Let’s hear from Job.
For I know that my redeemer liveth, and that he shall stand at the latter day upon the earth: And though after my skin worms destroy this body, yet in my flesh shall I see God: Whom I shall see for myself, and mine eyes shall behold, and not another;
Job 19:25-27
I can not read those words without hearing the setting in Handel’s Messiah.
The phrase
Yet in my flesh shall I see God
is likely going on my tombstone. It is an expression of the hope of resurrection and eternal life.
Seeing those words on a tombstone would probably make Job happy (Job happy?), because, immediately before that he said:
Oh that my words were now written! oh that they were printed in a book! That they were graven with an iron pen and lead in the rock for ever!
Job 19:23-24
But in context, he’s referring to his long-running instance that he is innocent, that his actions and thoughts are right, and that no-one (God included) can question that. Sound like any people or current cultural movements you know?
The book ends with God asking Job a series of unanswerable questions.
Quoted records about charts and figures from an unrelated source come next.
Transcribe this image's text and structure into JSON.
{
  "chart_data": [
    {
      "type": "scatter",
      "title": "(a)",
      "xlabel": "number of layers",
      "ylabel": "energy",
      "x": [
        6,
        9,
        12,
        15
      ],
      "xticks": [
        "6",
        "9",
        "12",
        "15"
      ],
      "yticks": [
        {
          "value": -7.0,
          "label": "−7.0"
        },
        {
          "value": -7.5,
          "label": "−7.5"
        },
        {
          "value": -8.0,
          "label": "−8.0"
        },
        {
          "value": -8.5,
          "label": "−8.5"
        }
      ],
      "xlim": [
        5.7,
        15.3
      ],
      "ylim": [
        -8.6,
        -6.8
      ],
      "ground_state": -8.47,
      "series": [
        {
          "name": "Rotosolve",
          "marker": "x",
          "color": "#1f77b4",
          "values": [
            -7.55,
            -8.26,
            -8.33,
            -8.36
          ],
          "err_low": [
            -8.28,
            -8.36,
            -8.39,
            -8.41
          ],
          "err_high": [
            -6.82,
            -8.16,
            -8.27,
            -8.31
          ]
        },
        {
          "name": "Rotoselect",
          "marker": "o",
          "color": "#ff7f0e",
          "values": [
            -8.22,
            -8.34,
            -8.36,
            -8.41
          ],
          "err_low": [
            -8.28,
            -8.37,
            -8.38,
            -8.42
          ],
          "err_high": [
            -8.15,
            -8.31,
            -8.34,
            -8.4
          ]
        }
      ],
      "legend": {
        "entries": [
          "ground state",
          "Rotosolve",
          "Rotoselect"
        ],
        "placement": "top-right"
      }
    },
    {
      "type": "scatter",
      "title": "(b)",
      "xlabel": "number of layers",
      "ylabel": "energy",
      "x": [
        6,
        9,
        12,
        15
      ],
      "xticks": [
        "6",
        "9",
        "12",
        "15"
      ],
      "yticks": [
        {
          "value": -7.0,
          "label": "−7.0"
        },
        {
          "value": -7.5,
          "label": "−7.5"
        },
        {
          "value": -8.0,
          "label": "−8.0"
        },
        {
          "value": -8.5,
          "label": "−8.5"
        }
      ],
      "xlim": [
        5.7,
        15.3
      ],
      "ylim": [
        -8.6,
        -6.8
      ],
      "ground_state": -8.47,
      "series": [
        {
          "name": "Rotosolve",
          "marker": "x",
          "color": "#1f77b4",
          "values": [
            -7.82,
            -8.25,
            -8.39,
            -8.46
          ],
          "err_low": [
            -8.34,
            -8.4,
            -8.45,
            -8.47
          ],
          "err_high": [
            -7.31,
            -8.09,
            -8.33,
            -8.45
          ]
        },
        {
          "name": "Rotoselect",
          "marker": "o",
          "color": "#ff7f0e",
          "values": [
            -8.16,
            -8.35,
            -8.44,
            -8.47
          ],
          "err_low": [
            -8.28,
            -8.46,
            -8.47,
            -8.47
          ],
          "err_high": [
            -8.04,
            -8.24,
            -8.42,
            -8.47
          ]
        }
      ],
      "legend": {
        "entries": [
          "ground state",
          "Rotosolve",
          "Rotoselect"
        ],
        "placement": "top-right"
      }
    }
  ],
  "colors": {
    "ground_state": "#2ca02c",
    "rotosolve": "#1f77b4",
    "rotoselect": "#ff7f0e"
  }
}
Job finally admits he may not have the whole picture and that maybe it’s time to be humble and admit his limitations, frailty, mortality and, yes, the possibility of his own moral failings when faced with an Eternal, Omnipotent, Infinite, Just and Merciful Creator.
May I do the same.
Oh, and to those who may decide to pull the plug on me or not, yeah, the answers are often not clear. Sometimes suffering has a purpose. Do what you think is best at the time and leave the rest to God. It’s all any of us can do.